As with the west towers of Chartres Cathedral, the towers of Holy Rosary are of unequal height, intended to bring to mind the two natures of Christ - the taller tower signifying the divine nature of Christ and the shorter signifying the human nature of Christ, while both are united in the one person of Christ.

The current sanctuary arrangement showcases three lovely oak altar pieces with carved reredos decorated with richly detailed gold foliage, installed during a 1980s renovation before the September 1984 pastoral visit of Pope St. John Paul II. 

This includes a wooden cathedra (episcopal throne) made by a local Czech artisan in his studio in Mission and donated by members of the Order of Malta.  Pope St. John Paul was the first to utilize the chair during his official visit.   

That was the first time a Roman Pontiff set foot in the city of Vancouver.  The Pope spent the night in the cathedral rectory, on the second floor, in a room specially divided into two rooms to include a private chapel.   
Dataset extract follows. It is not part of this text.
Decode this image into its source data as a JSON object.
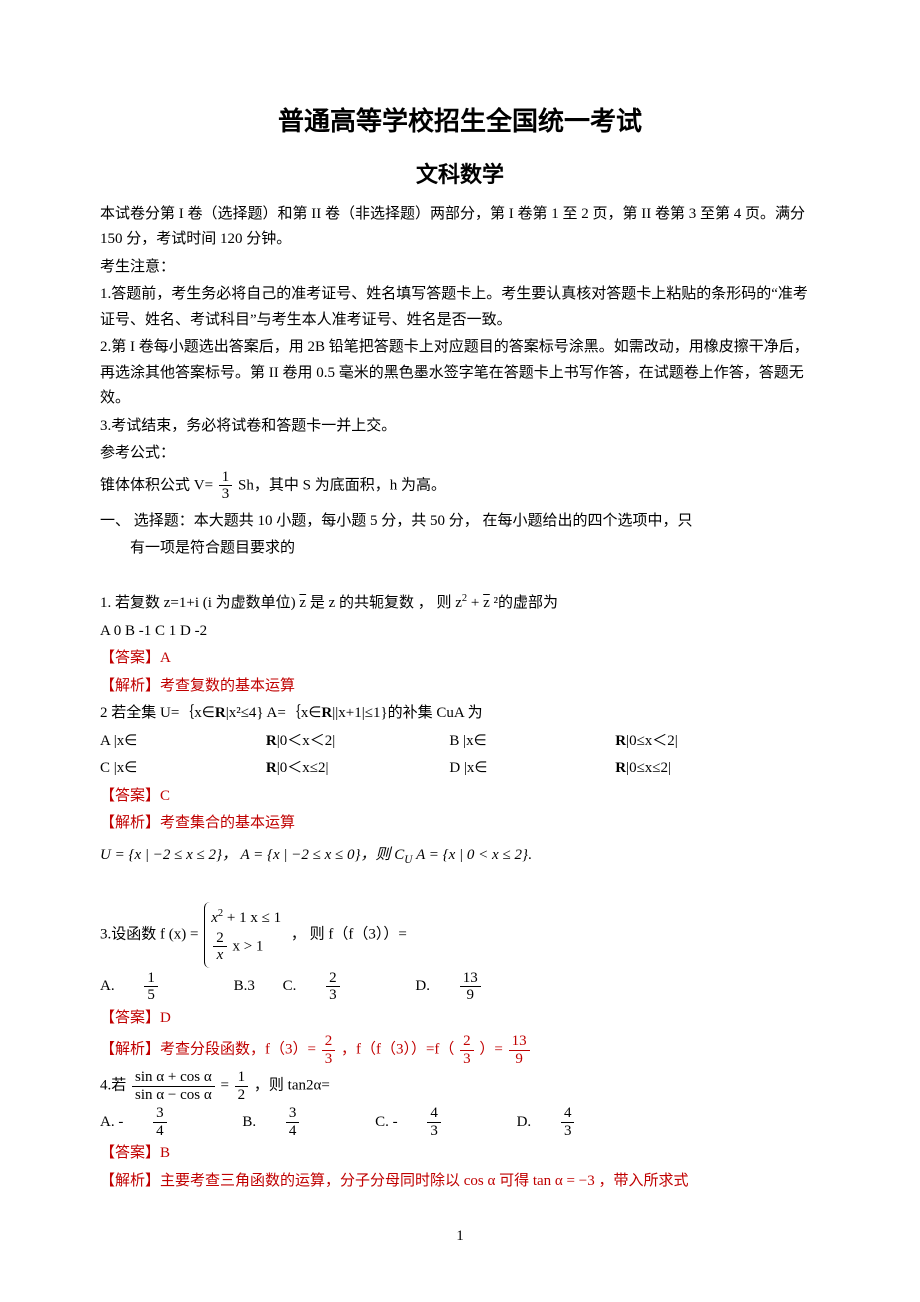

As with most heritage buildings, maintenance and restoration work of the cathedral is an ongoing concern and depends in large part on the stewardship and generous support of parishioners and friends. 

Major structural work has never been done on the edifice.  The projected seismic upgrades alone will come at an enormous financial cost.  Work must be done to ensure this inestimable treasure will be around for generations to come. 

Donations to preserve, protect and restore historic Holy Rosary Cathedral may be made through the donate button on the cathedral website: (http://www.holyrosarycathedral.org/cathedral-renovation/).

Future plans will also include interior decoration, perhaps even colourful azure toned neo-Gothic stencil work on interior walls, continuing the pattern of vertical quatrefoil flower stencilling bands already seen in the present chancel, near the altar.

In the stress of downtown life, in the chaos of daily living and work, amid the clamorous demands of the ego and the flesh, Holy Rosary Cathedral extends an invitation for all to wait on God. 

The cathedral is a permanent stone structure that belongs to always rather than now.  It is for sojourners in time, where eternity is true habitat.  It points to the heavens, sending an important message: it is in vain that people seek within themselves the cure to all their miseries.   

To look for God, Pascal writes, is to find him. He is sure to come.  His presence falls like a comforting shadow, and then we are at peace.  This shadow is the downtown cathedral. 

J.P. Sonnen is a tour operator and history docent with Vancouver-based Orbis Catholicus Travel.